Symptoms of TMJ Disorders
- Jaw pain or tenderness
- Difficulty chewing
- Clicking and locking the jaw joint
- Facial pain/ pain in and around the ear
Causes of TMJ Disorder
It's difficult to determine the exact cause of TMJ for a person. But usually, this can happen because of:
- Bruxism (chronic teeth grinding)
- Jaw injury
- Missing or poorly aligned teeth
- Connective tissue disease
TMJ Disorder: Your Treatment Options
Because it's difficult to figure out the cause of TMJ, and since everyone experiences it differently, it is important to customize treatment to your needs for continued relief. Usually, for patients with moderate to severe TMJ disorder symptoms, there are 4 treatment options available:
While it's true that Botox is most commonly used to fix wrinkles, it is also a good neuromuscular agent and is great at relaxing overactive jaw muscles, effectively reducing tension in the jaw. In as few as three 10-30 minute injections spread over several months, it blocks the nerve signals that cause your facial muscles to over-contract. It can help treat jaw tension, teeth grinding headaches, and lockjaw from severe stress. This method can be effective when others aren't working. As a side effect, this can also cause a fixed smile for 6-8 weeks.

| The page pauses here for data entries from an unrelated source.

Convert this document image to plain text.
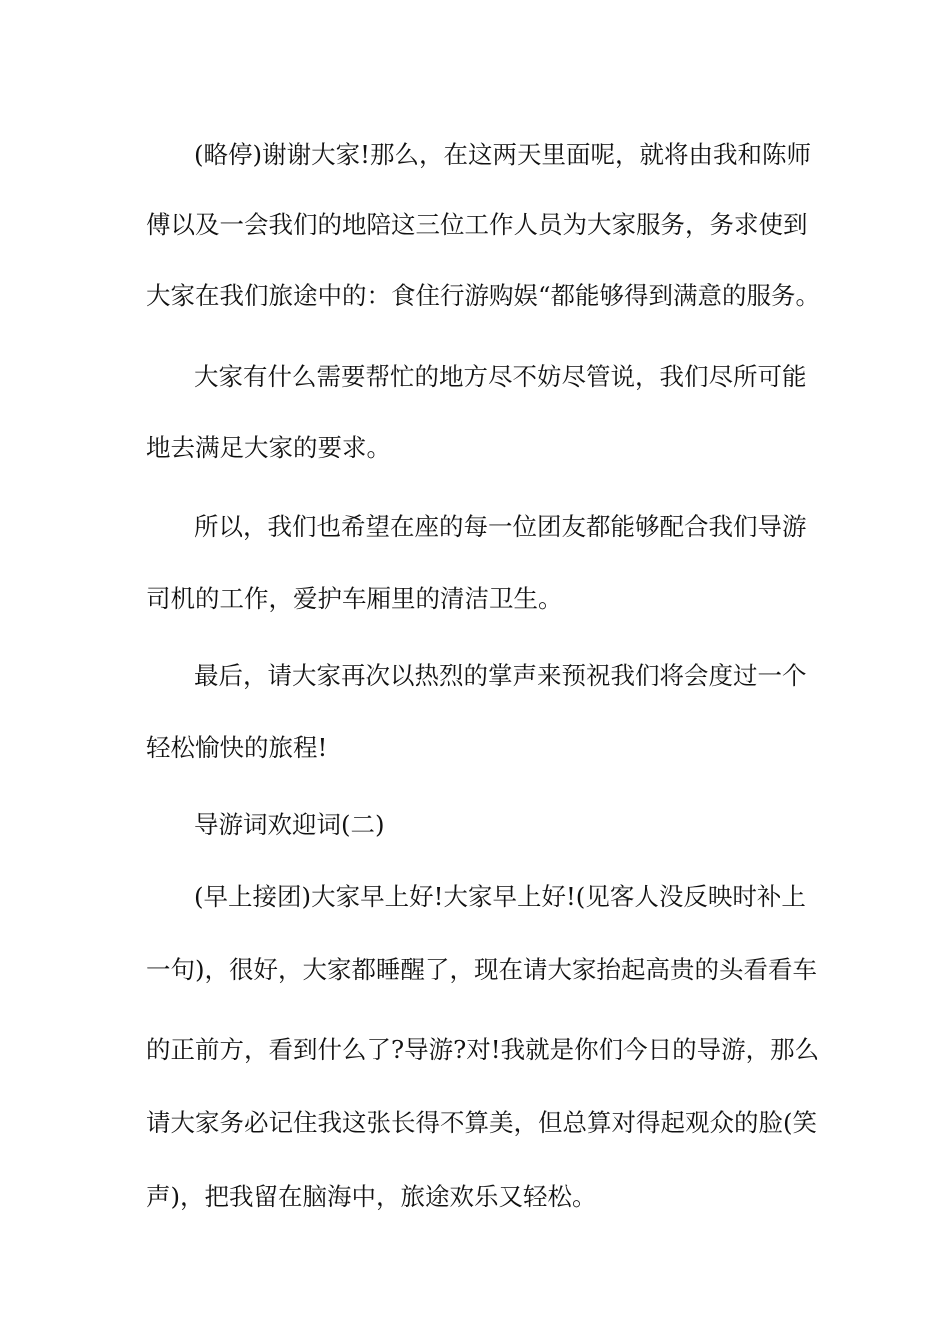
(略停)谢谢大家!那么，在这两天里面呢，就将由我和陈师

傅以及一会我们的地陪这三位工作人员为大家服务，务求使到

大家在我们旅途中的：食住行游购娱“都能够得到满意的服务。

大家有什么需要帮忙的地方尽不妨尽管说，我们尽所可能

地去满足大家的要求。

所以，我们也希望在座的每一位团友都能够配合我们导游

司机的工作，爱护车厢里的清洁卫生。

最后，请大家再次以热烈的掌声来预祝我们将会度过一个

轻松愉快的旅程!

导游词欢迎词(二)

(早上接团)大家早上好!大家早上好!(见客人没反映时补上

一句)，很好，大家都睡醒了，现在请大家抬起高贵的头看看车

的正前方，看到什么了?导游?对!我就是你们今日的导游，那么

请大家务必记住我这张长得不算美，但总算对得起观众的脸(笑

声)，把我留在脑海中，旅途欢乐又轻松。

Arthroscopy is also called keyhole surgery. By inserting a tiny camera through small incisions, it is possible to see inside the jaw joint in real-time. This can help to see if there's a problem like a torn cartilage or if there's damage to the surface of the joint. Using this minimally-invasive procedure, the information can be used to determine the best course of treatment or even perform procedures to relieve symptoms and improve jaw function. For example, the surgeon may treat some problems using surgical instruments, or use arthrocentesis to wash out the joint with one or two needles. An arthroscopy can take up to 2 hours if surgery will be involved.

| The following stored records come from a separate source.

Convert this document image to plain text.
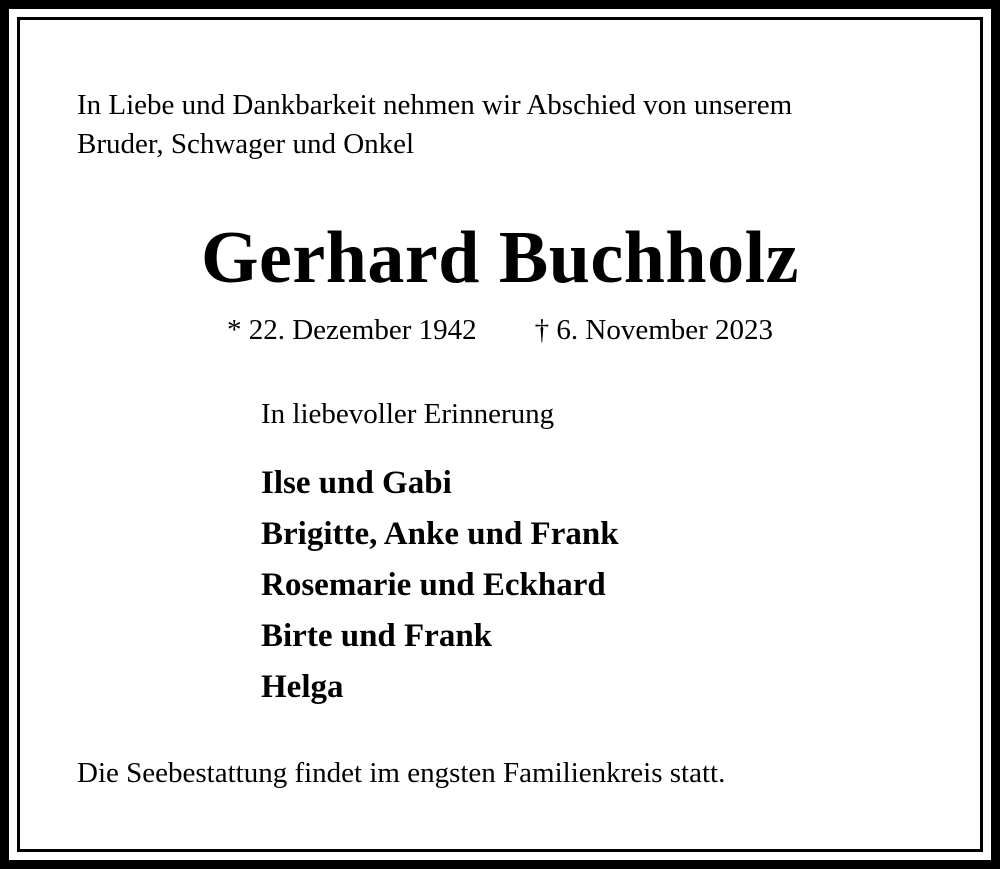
In Liebe und Dankbarkeit nehmen wir Abschied von unserem
Bruder, Schwager und Onkel

Gerhard Buchholz
* 22. Dezember 1942 † 6. November 2023
In liebevoller Erinnerung
Ilse und Gabi
Brigitte, Anke und Frank
Rosemarie und Eckhard
Birte und Frank
Helga
Die Seebestattung findet im engsten Familienkreis statt.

Often one of the first procedures recommended, with arthrocentesis, the idea is to inject some special solutions into your jaw joint near your ear to wash out the jaw joint, removing debris and inflammatory byproducts. The patient is put under local anesthesia and IV sedation or general anesthesia, and two hypodermic needles are placed into the joint to flush it with a sterile saline solution, removing tissue breakdown products and reducing inflammation. Like arthroscopy, arthrocentesis is also a minimally-invasive treatment, and it helps relieve painful symptoms with a very high success rate.
4. Jaw Surgery
The above three options do well in most cases. But when all else fails, there is still the option of surgery to remove loose bodies irritating the jaw joints or restore/replace damaged jaw joints. Other than arthroscopy, there is the option of arthroplasty, which is also called total joint replacement. This procedure is moderately invasive. In this, an incision is made and the damaged TMJ is removed. Then, an artificial TMJ made of titanium and high-density plastic is placed in (the whole ball-and-socket of the TMJ is replaced). During the surgery, any bony growths, diseased bone, or excess tissue can be removed.
Other Treatment Options
There are several other surgical and nonsurgical options available for TMJ treatment:
- Medication (ex- pain relievers and anti-inflammatories)
- Muscle relaxants
- Physical therapy
- Oral splints or mouth guards
- Relaxation techniques
Depending on the type and severity of your symptoms, after a thorough evaluation of your symptoms, jaws, and bite balance, using X-rays, digital scans, and arthroscopy are a few ways to navigate the decision regarding the correct treatment path for you. But regardless of the nuances, it is important to get any new symptoms checked out because even though the pain may be manageable for now, it can get worse with time.